Knowing this, if the subject comes up I say that i'm an Agnostic Christian and a humanist. This has two outcomes:
1.) If the person is a theist and also happens to look down upon Atheists, I in a way avoid being labeled as this terrible godless Atheist, and I can most of the time escape a bulk of the hate.
2.) If the person is an Atheist, usually they will admit that they are an Atheist even if they don't usually disclose their preference. At this point I can do away with the lie and come out as who I really am and make a new friend ;)
I know that saying i'm Agnostic really isn't preventing me from ridicule but it's just my way of "protecting" myself I guess. So do you ever reserve your religious preferences, and if so in what ways?
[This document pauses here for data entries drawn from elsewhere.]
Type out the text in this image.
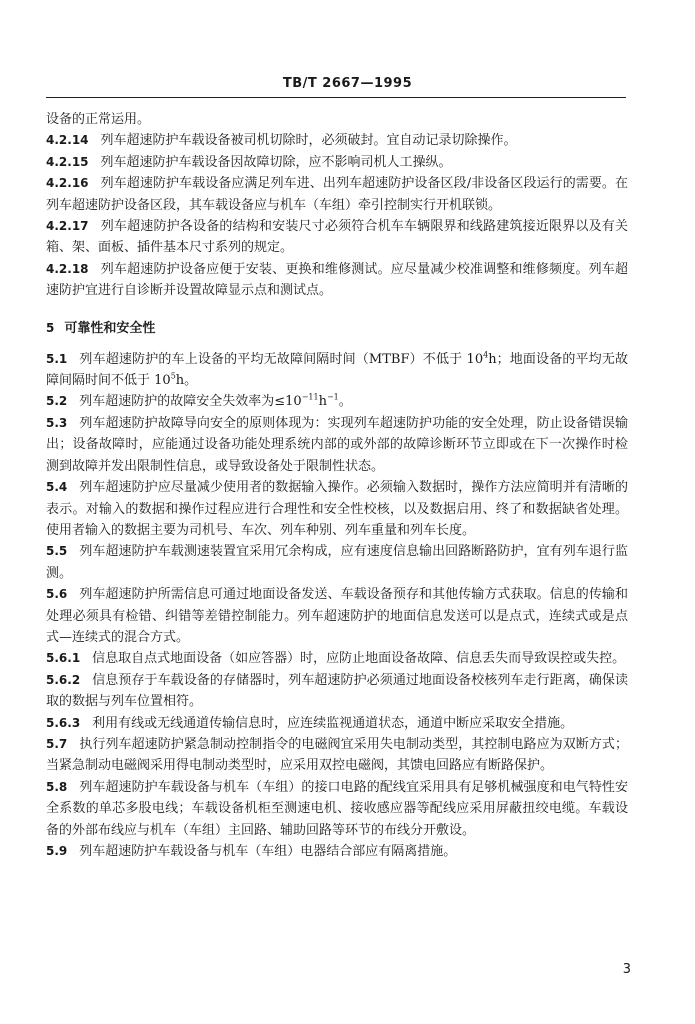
TB/T 2667—1995

设备的正常运用。

4.2.14 列车超速防护车载设备被司机切除时，必须破封。宜自动记录切除操作。

4.2.15 列车超速防护车载设备因故障切除，应不影响司机人工操纵。

4.2.16 列车超速防护车载设备应满足列车进、出列车超速防护设备区段/非设备区段运行的需要。在列车超速防护设备区段，其车载设备应与机车（车组）牵引控制实行开机联锁。

4.2.17 列车超速防护各设备的结构和安装尺寸必须符合机车车辆限界和线路建筑接近限界以及有关箱、架、面板、插件基本尺寸系列的规定。

4.2.18 列车超速防护设备应便于安装、更换和维修测试。应尽量减少校准调整和维修频度。列车超速防护宜进行自诊断并设置故障显示点和测试点。

5 可靠性和安全性

5.1 列车超速防护的车上设备的平均无故障间隔时间（MTBF）不低于 $10^4h$；地面设备的平均无故障间隔时间不低于 $10^5h$。

5.2 列车超速防护的故障安全失效率为$\le 10^{-11}h^{-1}$。

5.3 列车超速防护故障导向安全的原则体现为：实现列车超速防护功能的安全处理，防止设备错误输出；设备故障时，应能通过设备功能处理系统内部的或外部的故障诊断环节立即或在下一次操作时检测到故障并发出限制性信息，或导致设备处于限制性状态。

5.4 列车超速防护应尽量减少使用者的数据输入操作。必须输入数据时，操作方法应简明并有清晰的表示。对输入的数据和操作过程应进行合理性和安全性校核，以及数据启用、终了和数据缺省处理。使用者输入的数据主要为司机号、车次、列车种别、列车重量和列车长度。

5.5 列车超速防护车载测速装置宜采用冗余构成，应有速度信息输出回路断路防护，宜有列车退行监测。

5.6 列车超速防护所需信息可通过地面设备发送、车载设备预存和其他传输方式获取。信息的传输和处理必须具有检错、纠错等差错控制能力。列车超速防护的地面信息发送可以是点式，连续式或是点式—连续式的混合方式。

5.6.1 信息取自点式地面设备（如应答器）时，应防止地面设备故障、信息丢失而导致误控或失控。

5.6.2 信息预存于车载设备的存储器时，列车超速防护必须通过地面设备校核列车走行距离，确保读取的数据与列车位置相符。

5.6.3 利用有线或无线通道传输信息时，应连续监视通道状态，通道中断应采取安全措施。

5.7 执行列车超速防护紧急制动控制指令的电磁阀宜采用失电制动类型，其控制电路应为双断方式；当紧急制动电磁阀采用得电制动类型时，应采用双控电磁阀，其馈电回路应有断路保护。

5.8 列车超速防护车载设备与机车（车组）的接口电路的配线宜采用具有足够机械强度和电气特性安全系数的单芯多股电线；车载设备机柜至测速电机、接收感应器等配线应采用屏蔽扭绞电缆。车载设备的外部布线应与机车（车组）主回路、辅助回路等环节的布线分开敷设。

5.9 列车超速防护车载设备与机车（车组）电器结合部应有隔离措施。

3
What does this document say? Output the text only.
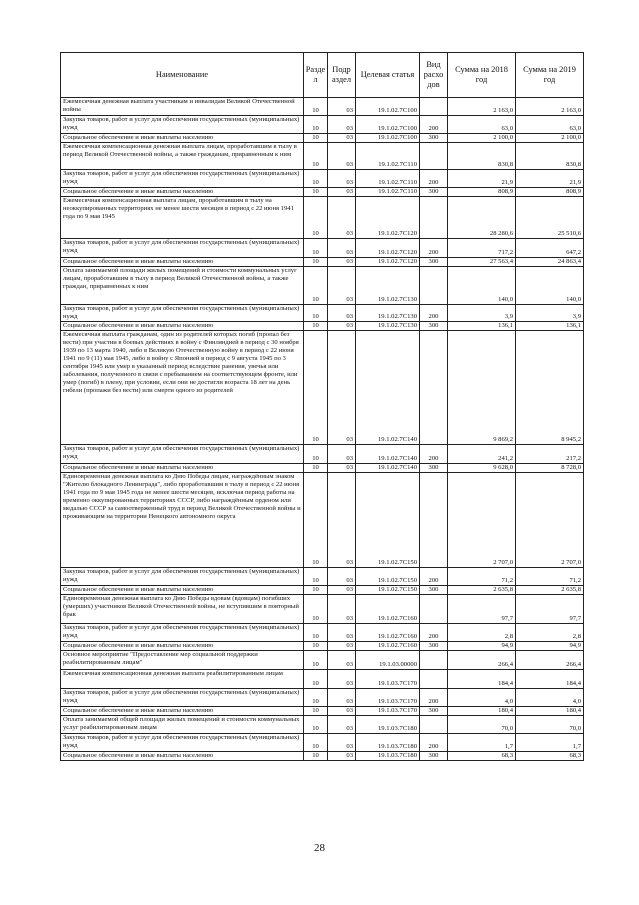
Наименование	Разде л	Подр аздел	Целевая статья	Вид расхо дов	Сумма на 2018 год	Сумма на 2019 год
Ежемесячная денежная выплата участникам и инвалидам Великой Отечественной войны	10	03	19.1.02.7С100		2 163,0	2 163,0
Закупка товаров, работ и услуг для обеспечения государственных (муниципальных) нужд	10	03	19.1.02.7С100	200	63,0	63,0
Социальное обеспечение и иные выплаты населению	10	03	19.1.02.7С100	300	2 100,0	2 100,0
Ежемесячная компенсационная денежная выплата лицам, проработавшим в тылу в период Великой Отечественной войны, а также гражданам, приравненным к ним	10	03	19.1.02.7С110		830,8	830,8
Закупка товаров, работ и услуг для обеспечения государственных (муниципальных) нужд	10	03	19.1.02.7С110	200	21,9	21,9
Социальное обеспечение и иные выплаты населению	10	03	19.1.02.7С110	300	808,9	808,9
Ежемесячная компенсационная выплата лицам, проработавшим в тылу на неоккупированных территориях не менее шести месяцев в период с 22 июня 1941 года по 9 мая 1945	10	03	19.1.02.7С120		28 280,6	25 510,6
Закупка товаров, работ и услуг для обеспечения государственных (муниципальных) нужд	10	03	19.1.02.7С120	200	717,2	647,2
Социальное обеспечение и иные выплаты населению	10	03	19.1.02.7С120	300	27 563,4	24 863,4
Оплата занимаемой площади жилых помещений и стоимости коммунальных услуг лицам, проработавшим в тылу в период Великой Отечественной войны, а также граждан, приравненных к ним	10	03	19.1.02.7С130		140,0	140,0
Закупка товаров, работ и услуг для обеспечения государственных (муниципальных) нужд	10	03	19.1.02.7С130	200	3,9	3,9
Социальное обеспечение и иные выплаты населению	10	03	19.1.02.7С130	300	136,1	136,1
Ежемесячная выплата гражданам, один из родителей которых погиб (пропал без вести) при участии в боевых действиях в войну с Финляндией в период с 30 ноября 1939 по 13 марта 1940, либо в Великую Отечественную войну в период с 22 июня 1941 по 9 (11) мая 1945, либо в войну с Японией в период с 9 августа 1945 по 3 сентября 1945 или умер в указанный период вследствие ранения, увечья или заболевания, полученного в связи с пребыванием на соответствующем фронте, или умер (погиб) в плену, при условии, если они не достигли возраста 18 лет на день гибели (пропажи без вести) или смерти одного из родителей	10	03	19.1.02.7С140		9 869,2	8 945,2
Закупка товаров, работ и услуг для обеспечения государственных (муниципальных) нужд	10	03	19.1.02.7С140	200	241,2	217,2
Социальное обеспечение и иные выплаты населению	10	03	19.1.02.7С140	300	9 628,0	8 728,0
Единовременная денежная выплата ко Дню Победы лицам, награждённым знаком "Жителю блокадного Ленинграда", либо проработавшим в тылу в период с 22 июня 1941 года по 9 мая 1945 года не менее шести месяцев, исключая период работы на временно оккупированных территориях СССР, либо награждённым орденом или медалью СССР за самоотверженный труд в период Великой Отечественной войны и проживающим на территории Ненецкого автономного округа	10	03	19.1.02.7С150		2 707,0	2 707,0
Закупка товаров, работ и услуг для обеспечения государственных (муниципальных) нужд	10	03	19.1.02.7С150	200	71,2	71,2
Социальное обеспечение и иные выплаты населению	10	03	19.1.02.7С150	300	2 635,8	2 635,8
Единовременная денежная выплата ко Дню Победы вдовам (вдовцам) погибших (умерших) участников Великой Отечественной войны, не вступившим в повторный брак	10	03	19.1.02.7С160		97,7	97,7
Закупка товаров, работ и услуг для обеспечения государственных (муниципальных) нужд	10	03	19.1.02.7С160	200	2,8	2,8
Социальное обеспечение и иные выплаты населению	10	03	19.1.02.7С160	300	94,9	94,9
Основное мероприятие "Предоставление мер социальной поддержки реабилитированным лицам"	10	03	19.1.03.00000		266,4	266,4
Ежемесячная компенсационная денежная выплата реабилитированным лицам	10	03	19.1.03.7С170		184,4	184,4
Закупка товаров, работ и услуг для обеспечения государственных (муниципальных) нужд	10	03	19.1.03.7С170	200	4,0	4,0
Социальное обеспечение и иные выплаты населению	10	03	19.1.03.7С170	300	180,4	180,4
Оплата занимаемой общей площади жилых помещений и стоимости коммунальных услуг реабилитированным лицам	10	03	19.1.03.7С180		70,0	70,0
Закупка товаров, работ и услуг для обеспечения государственных (муниципальных) нужд	10	03	19.1.03.7С180	200	1,7	1,7
Социальное обеспечение и иные выплаты населению	10	03	19.1.03.7С180	300	68,3	68,3
28
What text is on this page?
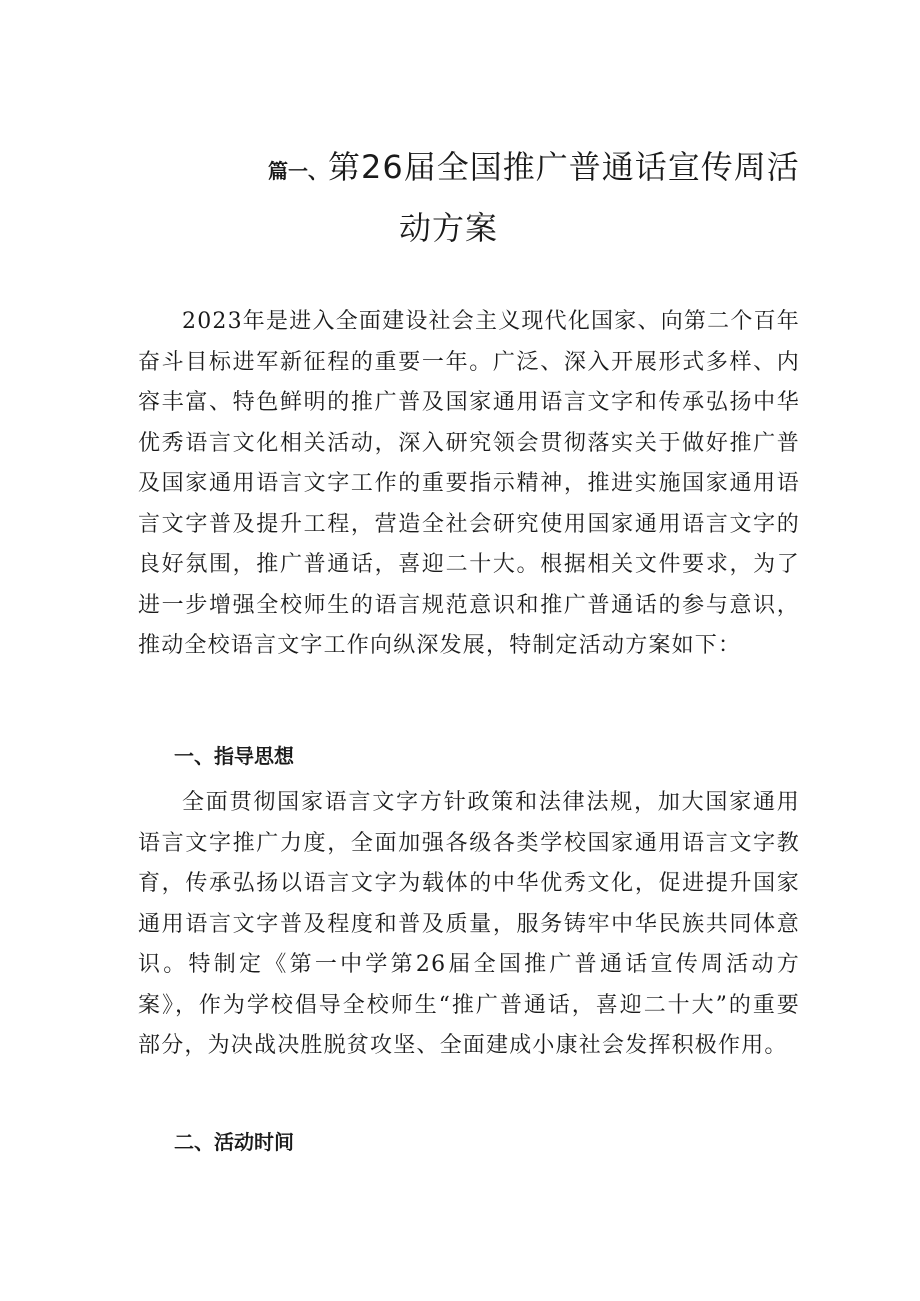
篇一、第26届全国推广普通话宣传周活
动方案

2023年是进入全面建设社会主义现代化国家、向第二个百年奋斗目标进军新征程的重要一年。广泛、深入开展形式多样、内容丰富、特色鲜明的推广普及国家通用语言文字和传承弘扬中华优秀语言文化相关活动，深入研究领会贯彻落实关于做好推广普及国家通用语言文字工作的重要指示精神，推进实施国家通用语言文字普及提升工程，营造全社会研究使用国家通用语言文字的良好氛围，推广普通话，喜迎二十大。根据相关文件要求，为了进一步增强全校师生的语言规范意识和推广普通话的参与意识，推动全校语言文字工作向纵深发展，特制定活动方案如下：

一、指导思想

全面贯彻国家语言文字方针政策和法律法规，加大国家通用语言文字推广力度，全面加强各级各类学校国家通用语言文字教育，传承弘扬以语言文字为载体的中华优秀文化，促进提升国家通用语言文字普及程度和普及质量，服务铸牢中华民族共同体意识。特制定《第一中学第26届全国推广普通话宣传周活动方案》，作为学校倡导全校师生“推广普通话，喜迎二十大”的重要部分，为决战决胜脱贫攻坚、全面建成小康社会发挥积极作用。

二、活动时间
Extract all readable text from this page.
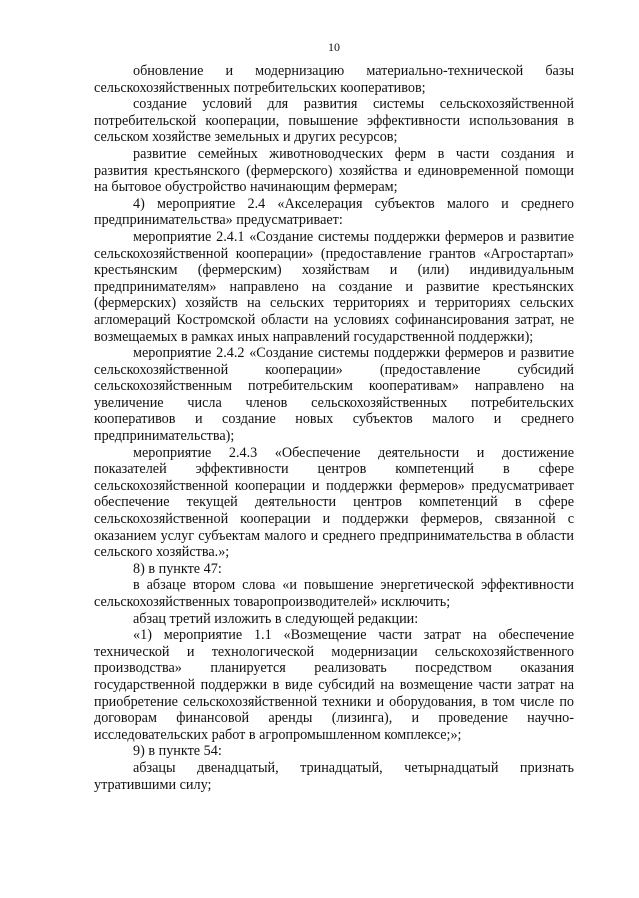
10

обновление и модернизацию материально-технической базы сельскохозяйственных потребительских кооперативов;

создание условий для развития системы сельскохозяйственной потребительской кооперации, повышение эффективности использования в сельском хозяйстве земельных и других ресурсов;

развитие семейных животноводческих ферм в части создания и развития крестьянского (фермерского) хозяйства и единовременной помощи на бытовое обустройство начинающим фермерам;

4) мероприятие 2.4 «Акселерация субъектов малого и среднего предпринимательства» предусматривает:

мероприятие 2.4.1 «Создание системы поддержки фермеров и развитие сельскохозяйственной кооперации» (предоставление грантов «Агростартап» крестьянским (фермерским) хозяйствам и (или) индивидуальным предпринимателям» направлено на создание и развитие крестьянских (фермерских) хозяйств на сельских территориях и территориях сельских агломераций Костромской области на условиях софинансирования затрат, не возмещаемых в рамках иных направлений государственной поддержки);

мероприятие 2.4.2 «Создание системы поддержки фермеров и развитие сельскохозяйственной кооперации» (предоставление субсидий сельскохозяйственным потребительским кооперативам» направлено на увеличение числа членов сельскохозяйственных потребительских кооперативов и создание новых субъектов малого и среднего предпринимательства);

мероприятие 2.4.3 «Обеспечение деятельности и достижение показателей эффективности центров компетенций в сфере сельскохозяйственной кооперации и поддержки фермеров» предусматривает обеспечение текущей деятельности центров компетенций в сфере сельскохозяйственной кооперации и поддержки фермеров, связанной с оказанием услуг субъектам малого и среднего предпринимательства в области сельского хозяйства.»;

8) в пункте 47:

в абзаце втором слова «и повышение энергетической эффективности сельскохозяйственных товаропроизводителей» исключить;

абзац третий изложить в следующей редакции:

«1) мероприятие 1.1 «Возмещение части затрат на обеспечение технической и технологической модернизации сельскохозяйственного производства» планируется реализовать посредством оказания государственной поддержки в виде субсидий на возмещение части затрат на приобретение сельскохозяйственной техники и оборудования, в том числе по договорам финансовой аренды (лизинга), и проведение научно-исследовательских работ в агропромышленном комплексе;»;

9) в пункте 54:

абзацы двенадцатый, тринадцатый, четырнадцатый признать утратившими силу;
Nope.......too much of a blabbermouth to keep anything about myself secret, & I don't give a flying fig about what people think of me.
I also live in small town Canada where this stuff isn't a real issue other than a few door-knockers who get the bum's rush right quick. I have no time for fairy tales.
i did happy hour with a long time friend today who i don't see often. he contacted me b/c he just listened to a Hitchens audio book and said i was the only one who would appreciate that. he was a life long Catholic, alter boy, all the trimmings, and his family is very religious. he told me tonight, begrudgingly, that he's accepted that he no longer believes. i was his outreach. my being open about my beliefs allowed him to have an outlet that he might not otherwise have had. he can't come out to his family/friends, so i invited him here. i'm hoping he joins. i'm the only atheist he knows and it freaks him out. we're also complete opposite on the political spectrum - he's a conservative libertarian and i'm a progressive.
I'm a closet Athiest. I don't believe in closets at all and think any rational being must believe only in wardrobes.
Nope. Quite open here.
I'm open but I don't talk about it much. Nexus is my primary source of atheist conversation.
In my family, we didn't discuss religion. It was like a lot of things we didn't discuss. That kept the peace. It was too bad, it also kept distance where I preferred not to be distant. In an imperfect world, that was better than complete alienation.